REBUILDING - UNE ENFANCE ALLEMANDE ÎLE D'AMRUN, 1945
Ces deux films ont en commun de parler de choses difficiles, profondes, tristes voire insupportables mais d'une façon douce, délicate et lente, très lente avec une sorte de contemplation de la nature presque mezzo vocce. Je serai brève, sans faire trop de bruit.
REBUILDING de Max Walker-Silvermann ***
ETATS-UNIS
avec Josh O'Connor, Megha, Fahy Kali Reis, Lily LaTorre, Amy Madigan
Dusty est accablé. Son ranch vient d'être anéanti dans un incendie qui a ravagé une partie du Colorado.
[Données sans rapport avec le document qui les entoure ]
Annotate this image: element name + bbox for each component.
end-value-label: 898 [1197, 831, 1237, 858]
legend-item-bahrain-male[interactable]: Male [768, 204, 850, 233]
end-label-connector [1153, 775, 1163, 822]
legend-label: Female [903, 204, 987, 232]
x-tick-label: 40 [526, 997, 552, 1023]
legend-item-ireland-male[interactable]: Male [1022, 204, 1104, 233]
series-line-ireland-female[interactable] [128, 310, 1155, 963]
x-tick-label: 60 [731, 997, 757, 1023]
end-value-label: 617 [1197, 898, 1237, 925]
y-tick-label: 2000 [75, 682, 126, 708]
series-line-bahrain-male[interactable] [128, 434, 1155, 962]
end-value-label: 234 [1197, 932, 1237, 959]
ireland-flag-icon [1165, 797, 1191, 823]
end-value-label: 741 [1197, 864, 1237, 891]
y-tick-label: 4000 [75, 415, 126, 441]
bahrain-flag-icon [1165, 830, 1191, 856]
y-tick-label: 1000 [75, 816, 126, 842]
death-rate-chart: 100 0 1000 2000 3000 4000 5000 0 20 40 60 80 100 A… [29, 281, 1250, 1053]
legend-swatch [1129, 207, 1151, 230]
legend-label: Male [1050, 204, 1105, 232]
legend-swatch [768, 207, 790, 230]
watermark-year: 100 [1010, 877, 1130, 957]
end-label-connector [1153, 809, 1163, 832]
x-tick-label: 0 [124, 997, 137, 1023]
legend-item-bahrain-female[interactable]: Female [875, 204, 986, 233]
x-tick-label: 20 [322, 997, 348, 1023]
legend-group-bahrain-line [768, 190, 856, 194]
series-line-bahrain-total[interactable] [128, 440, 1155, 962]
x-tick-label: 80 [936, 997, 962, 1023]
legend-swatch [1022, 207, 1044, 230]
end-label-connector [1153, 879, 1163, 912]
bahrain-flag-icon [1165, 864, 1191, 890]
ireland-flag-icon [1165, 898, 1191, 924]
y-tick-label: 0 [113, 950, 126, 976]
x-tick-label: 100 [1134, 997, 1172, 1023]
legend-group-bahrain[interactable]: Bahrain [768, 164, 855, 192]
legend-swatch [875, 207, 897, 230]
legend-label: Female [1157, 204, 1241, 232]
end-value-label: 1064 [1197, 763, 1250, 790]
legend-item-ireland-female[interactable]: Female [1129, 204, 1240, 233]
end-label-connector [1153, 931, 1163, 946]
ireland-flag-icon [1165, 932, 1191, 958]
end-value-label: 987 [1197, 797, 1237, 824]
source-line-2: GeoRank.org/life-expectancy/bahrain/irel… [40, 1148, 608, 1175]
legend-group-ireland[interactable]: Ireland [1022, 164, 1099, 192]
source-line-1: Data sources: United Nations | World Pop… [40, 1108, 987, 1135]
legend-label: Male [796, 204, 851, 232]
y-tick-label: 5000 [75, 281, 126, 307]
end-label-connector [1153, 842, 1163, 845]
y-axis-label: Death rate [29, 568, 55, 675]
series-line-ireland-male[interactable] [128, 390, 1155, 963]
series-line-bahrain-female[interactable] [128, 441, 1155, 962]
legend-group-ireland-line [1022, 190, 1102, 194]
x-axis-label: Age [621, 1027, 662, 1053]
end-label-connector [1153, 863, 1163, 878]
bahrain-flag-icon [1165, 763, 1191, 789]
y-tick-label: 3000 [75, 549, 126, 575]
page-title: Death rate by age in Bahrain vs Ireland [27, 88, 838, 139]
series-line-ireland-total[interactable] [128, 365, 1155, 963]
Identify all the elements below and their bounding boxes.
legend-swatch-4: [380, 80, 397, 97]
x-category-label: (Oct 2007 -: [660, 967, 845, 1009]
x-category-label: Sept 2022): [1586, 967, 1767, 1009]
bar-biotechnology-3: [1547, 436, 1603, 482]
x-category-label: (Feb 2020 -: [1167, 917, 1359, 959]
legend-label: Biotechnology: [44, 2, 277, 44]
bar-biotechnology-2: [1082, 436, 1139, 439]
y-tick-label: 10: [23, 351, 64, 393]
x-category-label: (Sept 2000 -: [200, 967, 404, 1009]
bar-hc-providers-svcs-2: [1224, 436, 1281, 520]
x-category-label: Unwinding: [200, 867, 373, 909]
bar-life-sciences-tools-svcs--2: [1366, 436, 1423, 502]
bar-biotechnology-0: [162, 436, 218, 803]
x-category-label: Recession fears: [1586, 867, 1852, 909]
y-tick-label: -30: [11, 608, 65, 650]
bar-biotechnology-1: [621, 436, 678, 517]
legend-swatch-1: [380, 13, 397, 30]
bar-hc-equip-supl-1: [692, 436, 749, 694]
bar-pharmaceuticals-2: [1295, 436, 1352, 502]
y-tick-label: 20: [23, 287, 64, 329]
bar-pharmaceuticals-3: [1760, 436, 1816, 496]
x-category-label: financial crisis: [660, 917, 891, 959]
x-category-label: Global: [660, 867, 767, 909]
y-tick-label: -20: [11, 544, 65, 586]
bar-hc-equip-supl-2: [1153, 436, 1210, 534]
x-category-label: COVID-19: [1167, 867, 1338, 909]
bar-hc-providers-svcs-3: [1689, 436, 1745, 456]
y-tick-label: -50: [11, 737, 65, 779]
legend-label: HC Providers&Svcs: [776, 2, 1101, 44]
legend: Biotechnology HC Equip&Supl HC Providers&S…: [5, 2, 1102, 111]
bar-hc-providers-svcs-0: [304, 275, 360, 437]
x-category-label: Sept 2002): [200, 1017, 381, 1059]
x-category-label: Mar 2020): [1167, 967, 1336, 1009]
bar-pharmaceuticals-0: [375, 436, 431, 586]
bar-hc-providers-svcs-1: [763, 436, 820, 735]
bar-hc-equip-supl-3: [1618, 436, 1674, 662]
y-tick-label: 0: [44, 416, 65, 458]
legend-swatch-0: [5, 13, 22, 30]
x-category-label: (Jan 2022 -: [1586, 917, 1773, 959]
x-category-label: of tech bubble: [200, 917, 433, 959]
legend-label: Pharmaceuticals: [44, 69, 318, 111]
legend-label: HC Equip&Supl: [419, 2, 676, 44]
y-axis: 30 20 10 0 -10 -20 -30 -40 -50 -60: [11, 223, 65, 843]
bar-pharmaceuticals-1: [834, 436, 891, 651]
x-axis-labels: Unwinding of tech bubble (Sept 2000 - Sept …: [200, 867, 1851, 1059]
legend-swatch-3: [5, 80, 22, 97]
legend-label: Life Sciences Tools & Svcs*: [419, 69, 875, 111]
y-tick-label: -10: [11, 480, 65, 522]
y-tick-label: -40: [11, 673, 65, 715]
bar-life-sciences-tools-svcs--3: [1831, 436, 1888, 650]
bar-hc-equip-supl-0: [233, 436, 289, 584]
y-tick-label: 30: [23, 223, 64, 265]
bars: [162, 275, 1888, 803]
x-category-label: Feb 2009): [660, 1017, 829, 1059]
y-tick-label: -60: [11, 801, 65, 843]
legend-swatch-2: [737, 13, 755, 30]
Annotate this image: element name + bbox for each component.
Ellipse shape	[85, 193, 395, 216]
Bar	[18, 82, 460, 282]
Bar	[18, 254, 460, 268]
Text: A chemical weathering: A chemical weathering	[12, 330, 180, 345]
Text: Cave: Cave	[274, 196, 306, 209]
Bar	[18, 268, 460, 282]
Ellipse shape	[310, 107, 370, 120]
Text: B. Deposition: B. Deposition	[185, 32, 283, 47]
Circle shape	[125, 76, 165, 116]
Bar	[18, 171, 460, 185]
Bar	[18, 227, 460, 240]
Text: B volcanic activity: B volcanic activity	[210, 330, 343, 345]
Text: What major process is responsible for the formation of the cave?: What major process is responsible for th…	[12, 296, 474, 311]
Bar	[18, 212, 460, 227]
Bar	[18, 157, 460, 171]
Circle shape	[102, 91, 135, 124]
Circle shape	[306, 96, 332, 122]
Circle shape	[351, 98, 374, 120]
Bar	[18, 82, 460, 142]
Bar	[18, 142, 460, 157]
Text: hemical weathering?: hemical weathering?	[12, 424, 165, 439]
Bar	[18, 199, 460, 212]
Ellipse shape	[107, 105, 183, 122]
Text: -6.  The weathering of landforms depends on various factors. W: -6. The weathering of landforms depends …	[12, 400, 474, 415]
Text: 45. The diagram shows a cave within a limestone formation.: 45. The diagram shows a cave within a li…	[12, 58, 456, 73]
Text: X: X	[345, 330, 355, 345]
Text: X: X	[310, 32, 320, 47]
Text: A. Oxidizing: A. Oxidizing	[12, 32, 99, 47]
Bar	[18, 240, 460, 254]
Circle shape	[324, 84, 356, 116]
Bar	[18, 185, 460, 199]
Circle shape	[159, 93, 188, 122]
Relogé sur un terrain où quelques mobil-homes ont été mis à la disposition des sinistrés par la FEMA (Agence responsable des situations d'urgence aux Etats-Unis), il a dans un premier temps du mal à réaliser qu'il peut compter sur son ex femme remariée, son ex belle-mère, sa petite fille Callie-Rose qui vient parfois passer du temps avec lui mais aussi sur ses compagnons d'infortune dans la même situation que lui. Complètement anéanti par l'évènement Dusty pense partir dans le Montana pour trouver du travail et tenter de "refaire sa vie".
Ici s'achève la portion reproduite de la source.